We ride to Momma’s new place in absolute silence except for the bumping of my trunk in the hatch of the car. A tall, wide bridge takes us from the east side to the west side, a bridge named, Zelda tells me—like I care—after that old actor, Bob Hope. After passing a sign that says Ohio City, we drive down a couple of shady streets with a few pretty homes and ritzy town houses, but Momma’s house isn’t one of the nice ones. Neither is her street. Neither is her neighborhood.

Instead, we turn down a severely grungy alley, and I stare, unsurprised, at the used-to-be-white house with the overgrown yard and rusty fence, and the broken-down bus shelter ten feet from the front door. A chipped, dirty statue of the Virgin Mary, minus the head, rests in a sawed-off bathtub propped next to the stoop. This I find seriously disturbing.

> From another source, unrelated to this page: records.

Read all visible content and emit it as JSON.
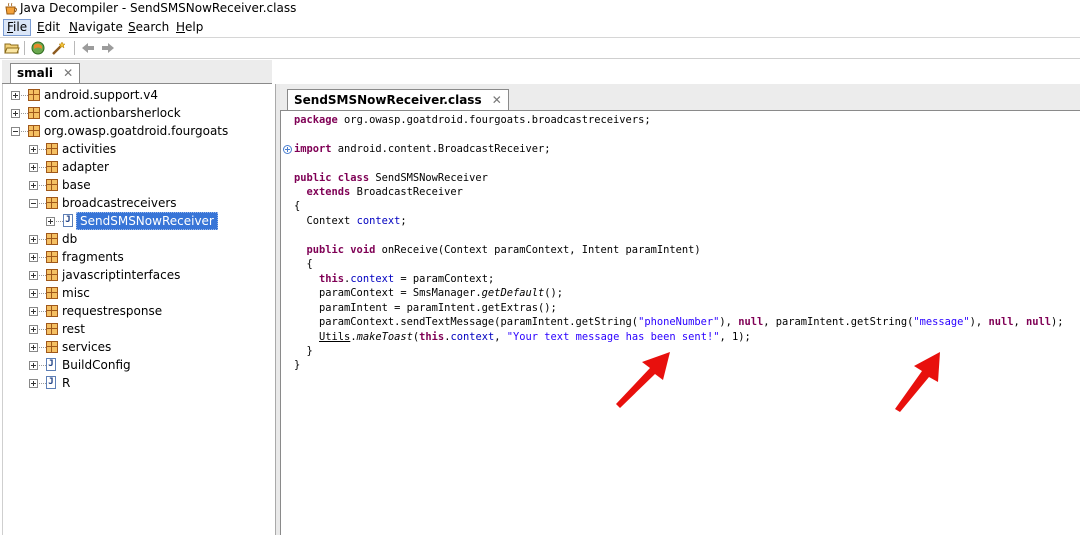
{
  "window": {
    "title": "Java Decompiler - SendSMSNowReceiver.class",
    "app_icon": "coffee-cup-icon"
  },
  "menu": {
    "items": [
      {
        "label": "File",
        "mnemonic": "F",
        "rest": "ile"
      },
      {
        "label": "Edit",
        "mnemonic": "E",
        "rest": "dit"
      },
      {
        "label": "Navigate",
        "mnemonic": "N",
        "rest": "avigate"
      },
      {
        "label": "Search",
        "mnemonic": "S",
        "rest": "earch"
      },
      {
        "label": "Help",
        "mnemonic": "H",
        "rest": "elp"
      }
    ]
  },
  "toolbar": {
    "icons": [
      "open-folder-icon",
      "open-type-icon",
      "wand-icon",
      "back-arrow-icon",
      "forward-arrow-icon"
    ]
  },
  "left_tab": {
    "label": "smali",
    "close": "✕"
  },
  "tree": {
    "items": [
      {
        "label": "android.support.v4"
      },
      {
        "label": "com.actionbarsherlock"
      },
      {
        "label": "org.owasp.goatdroid.fourgoats"
      },
      {
        "label": "activities"
      },
      {
        "label": "adapter"
      },
      {
        "label": "base"
      },
      {
        "label": "broadcastreceivers"
      },
      {
        "label": "SendSMSNowReceiver",
        "selected": true
      },
      {
        "label": "db"
      },
      {
        "label": "fragments"
      },
      {
        "label": "javascriptinterfaces"
      },
      {
        "label": "misc"
      },
      {
        "label": "requestresponse"
      },
      {
        "label": "rest"
      },
      {
        "label": "services"
      },
      {
        "label": "BuildConfig"
      },
      {
        "label": "R"
      }
    ]
  },
  "editor_tab": {
    "label": "SendSMSNowReceiver.class",
    "close": "✕"
  },
  "code": {
    "package_kw": "package",
    "package_name": " org.owasp.goatdroid.fourgoats.broadcastreceivers;",
    "import_kw": "import",
    "import_name": " android.content.BroadcastReceiver;",
    "class_kw": "public class",
    "class_name": " SendSMSNowReceiver",
    "extends_kw": "  extends",
    "extends_name": " BroadcastReceiver",
    "open_brace": "{",
    "field_type": "  Context ",
    "field_name": "context",
    "field_end": ";",
    "method_kw": "  public void",
    "method_sig": " onReceive(Context paramContext, Intent paramIntent)",
    "method_open": "  {",
    "l1_kw": "    this",
    "l1_dot": ".",
    "l1_field": "context",
    "l1_rest": " = paramContext;",
    "l2_a": "    paramContext = SmsManager.",
    "l2_b": "getDefault",
    "l2_c": "();",
    "l3": "    paramIntent = paramIntent.getExtras();",
    "l4_a": "    paramContext.sendTextMessage(paramIntent.getString(",
    "l4_s1": "\"phoneNumber\"",
    "l4_b": "), ",
    "l4_n1": "null",
    "l4_c": ", paramIntent.getString(",
    "l4_s2": "\"message\"",
    "l4_d": "), ",
    "l4_n2": "null",
    "l4_e": ", ",
    "l4_n3": "null",
    "l4_f": ");",
    "l5_pre": "    ",
    "l5_cls": "Utils",
    "l5_a": ".",
    "l5_m": "makeToast",
    "l5_b": "(",
    "l5_this": "this",
    "l5_c": ".",
    "l5_field": "context",
    "l5_d": ", ",
    "l5_str": "\"Your text message has been sent!\"",
    "l5_e": ", 1);",
    "method_close": "  }",
    "class_close": "}"
  },
  "colors": {
    "keyword": "#7f0055",
    "string": "#2a00ff",
    "field": "#0000c0",
    "selection": "#3875d7",
    "annotation_arrow": "#e8100d"
  },
  "annotations": {
    "arrow_icon": "red-arrow-icon"
  }
}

Mamma Mia’s, a bar-and-pizza joint, is conveniently located on the other side of the alley. Wow, food and booze right in our own backyard. So far the only good thing about this slum is that it’s miles away from Wayne. Which, unfortunately, means I’m also miles away from Jerome.

When Momma opens the door, I hardly recognize her. She’s lost a ton of blubber, and her hair is back to its natural light brown, clean and short and surprisingly stylish.

“Glory be! I wasn’t expecting y’all till tomorrow.” She hugs
me fiercely and starts to bawl as I gaze over her shoulder at the big sloppy sign:

Welcome Home Martha!

Home? I’ll never feel at home in this piece-of-shit tenement. A shabby two-story house that might cave in on us at any second. Brown paneled walls, ratty gold carpet, and those fat Venetian blinds you might see on
I Love Lucy.
The furniture is a jumble of garage-sale rejects, and the hot, tiny living room smells like bacon grease and bug spray.

Momma sniffles and honks and then proudly takes us on a tour: long skinny kitchen, postage stamp–sized john, and two stuffy bedrooms at the top of the stairs.